Der Vertrag ist für die Selbstbestimmung des modernen Menschen von zentraler Bedeutung. Diese These mag erstaunen, geht man doch gewöhnlich davon aus, dass Kategorien wie das Imaginäre, das Unbewusste, die nationale Zugehörigkeit oder die sexuelle Orientierung für die Identitätskonstruktion in der Moderne signifikant sind, nicht aber eine so formal-rationale Kategorie wie der Vertrag. Ein Blick in zentrale Texte des Kontraktualismus etwa bei Hobbes oder Rousseau zeigt jedoch, dass der Vertragsschluss dort als Menschwerdung begriffen wird. Das Projekt untersucht ausgehend von philosophischen, literarischen, rechtshistorischen Texten und ästhetischen und anthropologischen Schriften, wie der Vertrag in der Moderne Einzug in die Selbstbeschreibung des Menschen erhält.
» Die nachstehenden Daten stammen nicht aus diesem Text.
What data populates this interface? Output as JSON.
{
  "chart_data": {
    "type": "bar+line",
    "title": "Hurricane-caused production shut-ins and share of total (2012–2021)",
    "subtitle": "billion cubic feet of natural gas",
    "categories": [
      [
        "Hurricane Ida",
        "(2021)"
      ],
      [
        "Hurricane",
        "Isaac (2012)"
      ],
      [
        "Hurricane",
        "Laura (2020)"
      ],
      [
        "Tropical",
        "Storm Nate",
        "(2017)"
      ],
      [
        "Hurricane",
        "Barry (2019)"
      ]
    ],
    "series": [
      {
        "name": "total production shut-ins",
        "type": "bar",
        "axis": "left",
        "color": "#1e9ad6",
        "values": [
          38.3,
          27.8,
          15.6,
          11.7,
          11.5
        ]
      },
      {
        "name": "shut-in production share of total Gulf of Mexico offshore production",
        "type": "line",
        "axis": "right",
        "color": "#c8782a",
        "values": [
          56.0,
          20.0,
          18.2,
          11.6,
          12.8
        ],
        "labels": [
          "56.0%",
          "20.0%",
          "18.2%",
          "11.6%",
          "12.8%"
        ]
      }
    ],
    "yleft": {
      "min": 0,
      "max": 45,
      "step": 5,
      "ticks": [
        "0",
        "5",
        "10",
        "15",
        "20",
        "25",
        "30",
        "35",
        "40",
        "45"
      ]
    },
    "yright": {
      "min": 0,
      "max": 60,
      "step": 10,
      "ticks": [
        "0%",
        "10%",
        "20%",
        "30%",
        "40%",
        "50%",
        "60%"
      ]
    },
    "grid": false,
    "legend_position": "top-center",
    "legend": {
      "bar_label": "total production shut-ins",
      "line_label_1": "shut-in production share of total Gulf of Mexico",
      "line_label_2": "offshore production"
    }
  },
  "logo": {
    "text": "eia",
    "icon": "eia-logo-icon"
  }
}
Es versteht den Vertrag dabei aber nicht so sehr als Gründungsfigur, wie es die Kontraktualismustheorien nahelegen, sondern mit Foucault als eine kontinuierliche Technik des ‚Regierens‘, anhand derer der moderne Mensch Fiktionen und Strategien des autonomen Handelns ohne den Rückbezug auf eine Transzendenz erzeugt und legitimiert.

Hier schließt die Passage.